Plusieurs plateformes d’intelligence artificielle tentent de prédire les élections françaises avant le scrutin.
La guerre entre les sondeurs et l’IA pour prédire les élections
Si les sondages restent la méthode classique pour prendre le pouls des électeurs avant de voter, les plateformes d’intelligence artificielle sont devenues leurs concurrentes directes. Et si, pour ce premier tour des élections présidentielles, toutes les prédictions ne se sont pas révélées exactes, Filteris et « Predict My President » donnant ainsi François Fillon et Marine Le Pen en duo gagnant, cela n’enlève rien aux succès de leurs précédentes prévisions.
Les sondeurs se sont ainsi déjà inclinés sur des élections sensibles face aux prédictions des plateformes d’intelligence artificielle. Le logiciel indien MogIA donnait ainsi Donald Trump vainqueur des élections présidentielles américaines 10 jours avant l’issu du scrutin, contredisant tous les sondages, tout comme l’institut Filteris. De même, la startup Vigiglobe avait souligné une tendance à la victoire du « Brexit » face au « Remain », mais également des dynamiques favorables à François Fillon et à Benoît Hamon lors des primaires de leurs partis politiques.
Au fil des prédictions, réussies ou inexactes, les méthodes d’analyse se perfectionnent, dans l’optique de fournir des résultats futurs toujours plus proches de la réalité. Cette immixtion de l’intelligence artificielle jusque dans nos élections reflètent à quel point cette technologie prend une place toujours plus importante dans nos vies, au fur et à mesure qu’elle se perfectionne.

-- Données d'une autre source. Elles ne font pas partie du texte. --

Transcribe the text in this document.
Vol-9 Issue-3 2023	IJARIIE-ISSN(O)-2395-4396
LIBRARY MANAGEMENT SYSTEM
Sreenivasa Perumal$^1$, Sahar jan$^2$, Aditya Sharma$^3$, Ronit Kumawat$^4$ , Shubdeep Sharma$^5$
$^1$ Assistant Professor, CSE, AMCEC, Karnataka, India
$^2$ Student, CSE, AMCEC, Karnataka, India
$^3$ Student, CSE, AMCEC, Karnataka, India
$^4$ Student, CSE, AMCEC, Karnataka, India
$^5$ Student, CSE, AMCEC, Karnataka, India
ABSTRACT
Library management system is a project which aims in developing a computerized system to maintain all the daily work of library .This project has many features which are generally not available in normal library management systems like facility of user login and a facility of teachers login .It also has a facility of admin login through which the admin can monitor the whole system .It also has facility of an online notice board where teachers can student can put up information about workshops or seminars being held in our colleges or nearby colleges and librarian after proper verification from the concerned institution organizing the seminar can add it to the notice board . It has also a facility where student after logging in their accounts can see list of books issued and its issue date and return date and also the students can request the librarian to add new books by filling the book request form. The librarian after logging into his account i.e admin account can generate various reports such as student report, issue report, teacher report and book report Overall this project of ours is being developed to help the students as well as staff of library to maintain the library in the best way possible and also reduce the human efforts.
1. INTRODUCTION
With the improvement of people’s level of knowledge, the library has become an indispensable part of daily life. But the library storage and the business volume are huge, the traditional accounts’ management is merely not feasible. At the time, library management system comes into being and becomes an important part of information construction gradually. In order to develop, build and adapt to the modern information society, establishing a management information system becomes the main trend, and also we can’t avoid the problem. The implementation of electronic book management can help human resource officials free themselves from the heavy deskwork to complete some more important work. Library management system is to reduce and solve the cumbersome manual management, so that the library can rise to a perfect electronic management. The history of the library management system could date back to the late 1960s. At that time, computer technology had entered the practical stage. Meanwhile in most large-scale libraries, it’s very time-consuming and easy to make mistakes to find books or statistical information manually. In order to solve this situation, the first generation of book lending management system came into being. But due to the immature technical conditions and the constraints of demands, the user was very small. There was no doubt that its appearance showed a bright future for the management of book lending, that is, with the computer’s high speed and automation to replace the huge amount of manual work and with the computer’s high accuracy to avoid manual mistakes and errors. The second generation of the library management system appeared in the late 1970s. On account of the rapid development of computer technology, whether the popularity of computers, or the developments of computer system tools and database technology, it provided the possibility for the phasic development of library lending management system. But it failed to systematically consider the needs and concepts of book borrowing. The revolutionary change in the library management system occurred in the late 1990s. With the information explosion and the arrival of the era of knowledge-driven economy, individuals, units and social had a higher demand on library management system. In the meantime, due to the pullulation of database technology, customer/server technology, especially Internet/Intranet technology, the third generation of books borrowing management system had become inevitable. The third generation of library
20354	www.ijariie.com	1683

Prédire les élections grâce aux comparaisons algorithmiques de données
Quelles sont justement les méthodes d’analyse des plateformes ? A la différence des sondeurs, ces instituts ne se basent pas sur les intentions de vote des citoyens. Ils fondent leurs analyses sur une collecte massive de données issues des réseaux sociaux, principalement Twitter, et des commentaires sur les sites d’information. Puis des algorithmes classent les contenus en fonction de leur caractère positif ou négatif sur le candidat concerné. Cette analyse leur permet de dégager le « poids numérique » des prétendants à la présidence.
Certes, une plateforme d’intelligence artificielle ne peut pas toujours saisir un propos humoristique, ou au second degré. De même, les instituts ne tiennent souvent pas compte des « bots », ces comptes gérés par des programmes informatiques automatisés, qui représenteraient 9 à 15% des 319 millions utilisateurs actifs mensuels du réseau social Twitter (1). Il n’empêche, chaque média s’est intéressé cette année aux prédictions des plateformes d’intelligence artificielle pendant la campagne présidentielle.
Des règles strictes pour diffuser un sondage ou une prédiction
Afin de « garantir la sincérité du scrutin et [d’]éviter toute forme de pressions intempestives sur les électeurs », des règles strictes de diffusion sont mises en place la veille et le jour du vote, une fois la campagne close. Car si la communication sur internet est libre (2), une loi du 19 juillet 1977 (3) apporte des limitations sur la pratique des sondages, afin de garantir aux citoyens un vote le plus éclairé possible.
Ainsi, toute publication d’un sondage ou d’une enquête d’opinion qui serait susceptible d’influencer le vote, publiée la veille ou le jour du scrutin, est interdite. Cet acte est d’ailleurs passible d’une amende de 75 000 euros, d’après la loi de 1977. Cette interdiction ne vise pas simplement les médias et la presse, mais également, en théorie du moins, à des publications sur des blogs ou des réseaux sociaux. Par analogie, on peut donc associer l’interdiction de la publication de sondages pendant cette période à l’interdiction de prédictions de résultats par des plateformes d’intelligence artificielle.
Une plateforme d’intelligence artificielle à la présidence
Et s’il n’y avait qu’un pas entre prédire les élections et s’y présenter ? Si l’idée peut sembler absurde, elle s’est pourtant déjà –presque- concrétisée. La plateforme Watson d’IBM s’est ainsi portée candidate à l’élection présidentielle américaine en 2016. Si c’est l’artiste Aaron Siegel et non IBM qui est à l’origine de cette idée et à l’initiative du site de la campagne, cette « candidature » a de quoi faire réfléchir quant à la place de l’intelligence artificielle dans la vie politique future.
Marie Soulez
Julie Langlois
Lexing Propriété intellectuelle Contentieux
(1) University of Southern California, “Online Human-Bot Interactions: Detection, Estimation, and Characterization”, mars 2017.
(2) Art. 1er de la loi n°86-1067 du 30-9-1986 relative à la liberté de communication.
(3) Loi n°77-808 du 19-7-1977 relative à la publication et à la diffusion de certains sondages d’opinion.